Resistance: A visitor looks at the AS2 supersonic business jet replica on the Aerion Corporation booth during an aviation exhibition in Geneva, Switzerland. Picture: REUTERS
Resistance: A visitor looks at the AS2 supersonic business jet replica on the Aerion Corporation booth during an aviation exhibition in Geneva, Switzerland. Picture: REUTERS

Montreal/Singapore — A US push for new global standards to kickstart its fledgling supersonic jet industry is facing resistance by European nations that want tough rules on noise, documents and people familiar with the situation say.

Fifteen years after Concorde’s last flight, US regulators are weighing rule changes to allow testing of early-stage supersonic jets, amid plans for American-made business and small passenger jets due in service by the mid-2020s.

But the new industry could face delays at the UN aviation agency where the US and European countries — including France, Germany and Britain — are squaring off over new noise rules needed for the jets to fly, five sources told Reuters, speaking about confidential talks on condition of anonymity.

Boom will be making its first appearance at the Farnborough Airshow next week as it aims to cement the revival of the supersonic industry, which is struggling to design jets that meet subsonic noise standards due to engine constraints.

The dispute follows a 1990s clash on noise standards, when the EU wanted to ban noisy, older, US-made jets such as the Boeing 727 from its airports and Washington threatened to retaliate by banning the Anglo-French Concorde. This latest round pits US ambitions for an American-led revival of supersonic jets by start-ups Aerion Supersonic, Boom Supersonic and Spike Aerospace against European fears of disruptive noise from the planes. Aerion, backed by Lockheed Martin and GE, is considered by industry sources as the most advanced of the supersonic projects.

Boom will be making its first appearance at the Farnborough Airshow next week as it aims to cement the revival of the supersonic industry, which is struggling to design jets that meet subsonic noise standards due to engine constraints.

"The politics are that Europe is way more worried about noise [around airports]," said an industry source familiar with the matter. "Europe has a problem but they have no reason to solve [it] because they have no industry pushing for this."

That is a reversal of disputes that delayed the beginning of Concorde’s transatlantic services in the 1970s, as the US Congress and the New York Port Authority banned it due to noise.
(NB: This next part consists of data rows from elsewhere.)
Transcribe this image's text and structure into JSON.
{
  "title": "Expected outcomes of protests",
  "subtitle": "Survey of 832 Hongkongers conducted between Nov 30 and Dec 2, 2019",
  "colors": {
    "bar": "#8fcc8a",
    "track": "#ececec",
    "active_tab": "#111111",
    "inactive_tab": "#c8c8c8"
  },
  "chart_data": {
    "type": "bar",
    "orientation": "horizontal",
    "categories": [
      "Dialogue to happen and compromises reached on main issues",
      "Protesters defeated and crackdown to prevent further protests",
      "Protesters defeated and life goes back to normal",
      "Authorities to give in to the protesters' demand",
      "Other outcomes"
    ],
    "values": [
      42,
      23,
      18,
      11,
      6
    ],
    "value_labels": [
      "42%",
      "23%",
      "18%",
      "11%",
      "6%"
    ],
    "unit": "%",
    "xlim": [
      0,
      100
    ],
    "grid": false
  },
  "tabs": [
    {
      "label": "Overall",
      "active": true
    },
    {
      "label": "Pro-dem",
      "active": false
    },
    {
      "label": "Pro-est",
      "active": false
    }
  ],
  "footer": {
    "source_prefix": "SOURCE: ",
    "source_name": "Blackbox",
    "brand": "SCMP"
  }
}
The Federal Aviation Administration has banned supersonic flights over US land since 1973.

The new jets plan to stick to over-water routes, though the Federal Aviation Administration will decide on allowing overland flights after analysing Nasa data in a study by 2025.

A spokesman could not immediately comment.
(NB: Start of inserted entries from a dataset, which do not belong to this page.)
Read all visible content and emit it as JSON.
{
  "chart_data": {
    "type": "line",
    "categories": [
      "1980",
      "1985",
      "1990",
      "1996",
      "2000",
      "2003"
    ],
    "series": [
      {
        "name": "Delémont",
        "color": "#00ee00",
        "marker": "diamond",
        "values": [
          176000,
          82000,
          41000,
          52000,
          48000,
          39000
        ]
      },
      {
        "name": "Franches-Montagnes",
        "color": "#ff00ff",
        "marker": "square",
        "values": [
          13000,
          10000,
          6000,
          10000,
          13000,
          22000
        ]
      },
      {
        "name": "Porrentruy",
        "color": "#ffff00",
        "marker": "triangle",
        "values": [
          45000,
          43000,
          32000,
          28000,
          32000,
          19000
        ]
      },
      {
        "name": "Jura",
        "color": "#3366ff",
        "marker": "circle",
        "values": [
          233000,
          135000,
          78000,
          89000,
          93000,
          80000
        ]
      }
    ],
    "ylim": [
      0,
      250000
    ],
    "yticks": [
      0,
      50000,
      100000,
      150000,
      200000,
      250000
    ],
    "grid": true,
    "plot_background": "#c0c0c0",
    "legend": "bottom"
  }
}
Boeing and Airbus have mapped out futuristic visions for ultra-fast air travel.

But since the demise of Boeing’s planned near-supersonic Sonic Cruiser in 2002, the world’s two largest aircraft makers have focused on slower, fuel-efficient aircraft that allow airlines to lower ticket prices.

Now, US start-ups are working to develop quieter and more fuel-efficient supersonic aircraft than Concorde, aimed at business travellers. They claim these can be economically viable with the right engine. They also pledge to dampen the famous sonic boom that depressed Concorde’s sales and restricted its operations until it was grounded for economic reasons in 2003.

The UN’s International Civil Aviation Organisation, which sets many global standards, has started looking at supersonic jets by seeking technical information from aircraft makers. It will then be in a better position to assess options for standards on noise and emissions, and "how long the process should take", a spokesman said.

Global standards

The European countries think current noise limits should be used as "guidelines" for developing landing and take-off rules, according to a document presented to a recent committee meeting of the Montreal-based organisation.

The US, echoing industry’s demand, has called for new standards that reflect "fundamental differences" between subsonic and supersonic jets, a second document reads.

"Supersonic aircraft are different from subsonic aircraft and need to be treated as such," Mike Hinderberger, Aerion senior vice-president of aircraft development, has said.